Design Notes

This file is an attempt to summarise some of the design issues.

Database

The project uses the ElasticSearch (ES) database to store the mails as individual documents. The database stores each mail to each list as a separate document. If the same mail was sent to multiple lists, then it exists as multiple documents in the database.

ES requires that each distinct document has a unique id (MID). The MID is used to insert the document in the database, and can be used to fetch it.

Database design

The mails are stored in two separate ES indexes:

“mbox” - this stores information about the document, plus the parsed content, and is used for searching and summary displays.
“mbox_source” - this is used to store the raw content of the document. The two versions of the document are linked by using the same MID.

Requirements for the MID

As mentioned above, each different document must have a unique id (MID).

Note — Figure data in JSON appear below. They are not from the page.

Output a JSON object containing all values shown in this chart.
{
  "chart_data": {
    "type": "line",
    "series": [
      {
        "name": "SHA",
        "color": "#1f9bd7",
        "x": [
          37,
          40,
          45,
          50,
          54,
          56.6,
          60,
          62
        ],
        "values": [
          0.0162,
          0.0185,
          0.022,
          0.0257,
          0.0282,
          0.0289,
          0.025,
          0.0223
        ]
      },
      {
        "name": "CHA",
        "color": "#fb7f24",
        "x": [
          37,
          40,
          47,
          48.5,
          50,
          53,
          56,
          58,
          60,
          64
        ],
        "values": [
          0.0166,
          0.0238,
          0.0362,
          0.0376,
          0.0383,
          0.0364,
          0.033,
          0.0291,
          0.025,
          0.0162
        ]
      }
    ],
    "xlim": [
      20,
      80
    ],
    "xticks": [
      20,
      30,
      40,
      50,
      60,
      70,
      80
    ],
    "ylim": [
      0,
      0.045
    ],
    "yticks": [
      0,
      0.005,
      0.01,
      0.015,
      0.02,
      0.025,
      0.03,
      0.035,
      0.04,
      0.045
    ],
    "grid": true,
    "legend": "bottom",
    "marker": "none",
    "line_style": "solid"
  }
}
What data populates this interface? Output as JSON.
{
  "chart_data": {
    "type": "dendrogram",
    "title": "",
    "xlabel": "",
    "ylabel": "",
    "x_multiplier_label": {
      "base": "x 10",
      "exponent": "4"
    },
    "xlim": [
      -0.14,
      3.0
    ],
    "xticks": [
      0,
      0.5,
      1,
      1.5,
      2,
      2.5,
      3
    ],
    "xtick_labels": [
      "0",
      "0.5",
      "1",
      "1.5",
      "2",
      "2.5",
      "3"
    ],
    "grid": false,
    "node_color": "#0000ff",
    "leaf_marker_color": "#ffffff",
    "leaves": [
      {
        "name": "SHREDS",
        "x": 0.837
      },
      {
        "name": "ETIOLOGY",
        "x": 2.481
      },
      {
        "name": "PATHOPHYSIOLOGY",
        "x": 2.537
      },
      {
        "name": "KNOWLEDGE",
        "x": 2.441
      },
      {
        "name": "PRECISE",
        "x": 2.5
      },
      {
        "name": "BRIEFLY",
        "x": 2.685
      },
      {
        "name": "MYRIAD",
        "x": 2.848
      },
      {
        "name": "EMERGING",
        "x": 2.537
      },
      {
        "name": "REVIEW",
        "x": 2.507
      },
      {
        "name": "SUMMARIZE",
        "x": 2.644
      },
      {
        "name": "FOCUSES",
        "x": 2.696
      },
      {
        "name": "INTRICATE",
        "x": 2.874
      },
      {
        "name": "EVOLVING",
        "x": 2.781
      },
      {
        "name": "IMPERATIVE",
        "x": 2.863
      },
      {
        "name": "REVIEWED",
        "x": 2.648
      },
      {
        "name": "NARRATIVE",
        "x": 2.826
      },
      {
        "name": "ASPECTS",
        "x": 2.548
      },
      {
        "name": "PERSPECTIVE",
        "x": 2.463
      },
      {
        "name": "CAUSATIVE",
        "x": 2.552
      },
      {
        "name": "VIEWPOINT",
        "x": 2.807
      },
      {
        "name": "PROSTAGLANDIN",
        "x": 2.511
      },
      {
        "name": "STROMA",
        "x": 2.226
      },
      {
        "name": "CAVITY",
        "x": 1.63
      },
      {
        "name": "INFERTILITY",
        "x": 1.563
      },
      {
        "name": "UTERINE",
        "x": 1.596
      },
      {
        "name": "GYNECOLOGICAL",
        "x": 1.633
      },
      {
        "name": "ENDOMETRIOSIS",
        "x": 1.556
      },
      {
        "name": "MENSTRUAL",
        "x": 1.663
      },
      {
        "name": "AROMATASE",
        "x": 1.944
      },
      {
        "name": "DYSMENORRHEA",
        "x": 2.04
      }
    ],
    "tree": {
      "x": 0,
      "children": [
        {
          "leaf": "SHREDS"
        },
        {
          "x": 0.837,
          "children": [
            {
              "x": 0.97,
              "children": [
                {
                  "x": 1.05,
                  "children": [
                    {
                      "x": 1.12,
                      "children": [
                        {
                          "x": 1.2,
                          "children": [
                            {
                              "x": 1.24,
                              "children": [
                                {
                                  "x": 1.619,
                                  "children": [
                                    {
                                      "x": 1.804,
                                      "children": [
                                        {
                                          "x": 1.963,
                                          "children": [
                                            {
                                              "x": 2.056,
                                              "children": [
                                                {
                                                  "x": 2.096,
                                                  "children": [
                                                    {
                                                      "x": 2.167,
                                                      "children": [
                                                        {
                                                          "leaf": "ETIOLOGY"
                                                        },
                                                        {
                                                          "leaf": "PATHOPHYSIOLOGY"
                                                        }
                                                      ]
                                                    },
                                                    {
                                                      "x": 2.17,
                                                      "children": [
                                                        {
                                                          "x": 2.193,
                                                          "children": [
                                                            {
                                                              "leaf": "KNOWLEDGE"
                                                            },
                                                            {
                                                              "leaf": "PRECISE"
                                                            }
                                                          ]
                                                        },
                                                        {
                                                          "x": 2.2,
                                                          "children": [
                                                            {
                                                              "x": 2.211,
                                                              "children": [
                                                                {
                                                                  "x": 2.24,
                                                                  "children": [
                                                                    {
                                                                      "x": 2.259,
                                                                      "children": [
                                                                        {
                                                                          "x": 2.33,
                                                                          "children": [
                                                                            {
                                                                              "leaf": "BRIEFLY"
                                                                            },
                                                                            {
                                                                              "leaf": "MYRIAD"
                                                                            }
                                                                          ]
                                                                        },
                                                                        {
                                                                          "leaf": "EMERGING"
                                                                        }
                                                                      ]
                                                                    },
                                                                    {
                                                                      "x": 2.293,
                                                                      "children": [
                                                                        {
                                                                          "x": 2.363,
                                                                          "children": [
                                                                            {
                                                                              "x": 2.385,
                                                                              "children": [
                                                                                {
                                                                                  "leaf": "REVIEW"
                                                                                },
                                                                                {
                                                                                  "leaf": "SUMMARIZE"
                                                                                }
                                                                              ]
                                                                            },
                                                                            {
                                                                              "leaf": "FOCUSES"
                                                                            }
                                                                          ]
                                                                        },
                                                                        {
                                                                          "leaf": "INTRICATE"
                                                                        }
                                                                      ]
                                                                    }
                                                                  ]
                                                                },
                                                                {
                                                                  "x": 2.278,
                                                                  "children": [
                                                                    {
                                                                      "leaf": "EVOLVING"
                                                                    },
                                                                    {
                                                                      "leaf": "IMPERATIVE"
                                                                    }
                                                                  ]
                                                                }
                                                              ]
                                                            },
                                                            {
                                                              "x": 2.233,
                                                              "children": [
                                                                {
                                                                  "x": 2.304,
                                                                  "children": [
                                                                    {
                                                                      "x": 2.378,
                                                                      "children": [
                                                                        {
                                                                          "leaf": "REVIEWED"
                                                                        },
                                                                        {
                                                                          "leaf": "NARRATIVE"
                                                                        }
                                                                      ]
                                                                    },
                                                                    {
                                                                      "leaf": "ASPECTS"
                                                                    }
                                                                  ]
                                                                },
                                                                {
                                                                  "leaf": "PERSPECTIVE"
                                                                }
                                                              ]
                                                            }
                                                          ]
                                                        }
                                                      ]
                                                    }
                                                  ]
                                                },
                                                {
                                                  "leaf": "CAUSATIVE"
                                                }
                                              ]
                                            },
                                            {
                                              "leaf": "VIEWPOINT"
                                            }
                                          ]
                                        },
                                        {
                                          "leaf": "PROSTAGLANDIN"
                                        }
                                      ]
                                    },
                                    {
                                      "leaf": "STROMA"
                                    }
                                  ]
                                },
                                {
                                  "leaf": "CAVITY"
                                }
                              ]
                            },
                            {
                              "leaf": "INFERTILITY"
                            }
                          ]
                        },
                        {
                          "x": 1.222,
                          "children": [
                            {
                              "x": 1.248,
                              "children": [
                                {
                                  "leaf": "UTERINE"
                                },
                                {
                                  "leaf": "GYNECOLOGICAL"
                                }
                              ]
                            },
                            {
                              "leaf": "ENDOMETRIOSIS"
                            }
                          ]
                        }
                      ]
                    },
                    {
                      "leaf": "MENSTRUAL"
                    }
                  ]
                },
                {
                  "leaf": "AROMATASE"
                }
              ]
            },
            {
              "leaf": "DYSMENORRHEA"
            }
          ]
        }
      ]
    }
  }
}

This document may arrive as a single mail message, or be loaded from a collection such as an mbox file.

Duplicate database entries can be avoided by ensuring that the same MID is calculated regardless of the input source. [If the same message is processed more than once, it then does not matter as only the last instance will be stored.] The MID format does not have to be transparent; it can be an opaque hash.

Generation of the MID

The same message may be sent to multiple lists, so the message data alone is not sufficient to identify it uniquely. The same message may potentially be sent more than once to the same list, so the combination of message and listname is also not sufficient to identify a message.

Many messages will have a Message-Id header which is intended to be unique to the message. However this may not be the case, and some messages do not have one.

Many mailing list servers will allocate a squence number or other such id to each message they send. This should be unique for the list, assuming that sequence is not reset.

Where the Message-Id and List Server Id both exist, they can be combined to generate a MID. [If the List Server Id is known to be unique, then that can potentially be used alone.]

Where one or other id does not exist, then alternative means need to be used to generate the MID. The data used to do so must be present it all supported message sources.

Algorithms for the generator remain TBA

Permalink requirements

The application provides Permalinks which can later be used to refer to any document in the database. Once published, it is important that such links must continue to work.

Links should be portable; i.e. if the raw messages are loaded into a new archive it should be possible to support existing published Permalinks.

Multiple links may refer to the same document, however each link should refer to a single document. Ideally the Permalink should be relatively short; however that may conflict with the uniqueness requirement.

It may be useful for the Permalink format to be relatively transparent. For example, a current ASF mod_mbox link looks like:

http://mail-archives.apache.org/mod_mbox/ponymail-commits/201605.mbox/1f73b4e0fc1a4fbbbfe4d155293c2f1a@git.apache.org

This includes a reference to the:

mailing list name (ponymail-commits)
month when mail was sent (201605.mbox)
the Message-Id (1f73b4e0fc1a4fbbbfe4d155293c2f1a@git.apache.org)

This information should be sufficient to find the message in just about any mail-archive.

Whereas vendor-specific links may be much shorter, but are only valid for the particular service. For example the equivalent Markmail link is: http://markmail.org/message/oanktcpxlxkmyora

There may be use cases for both styles of link.

Permalink design

TBA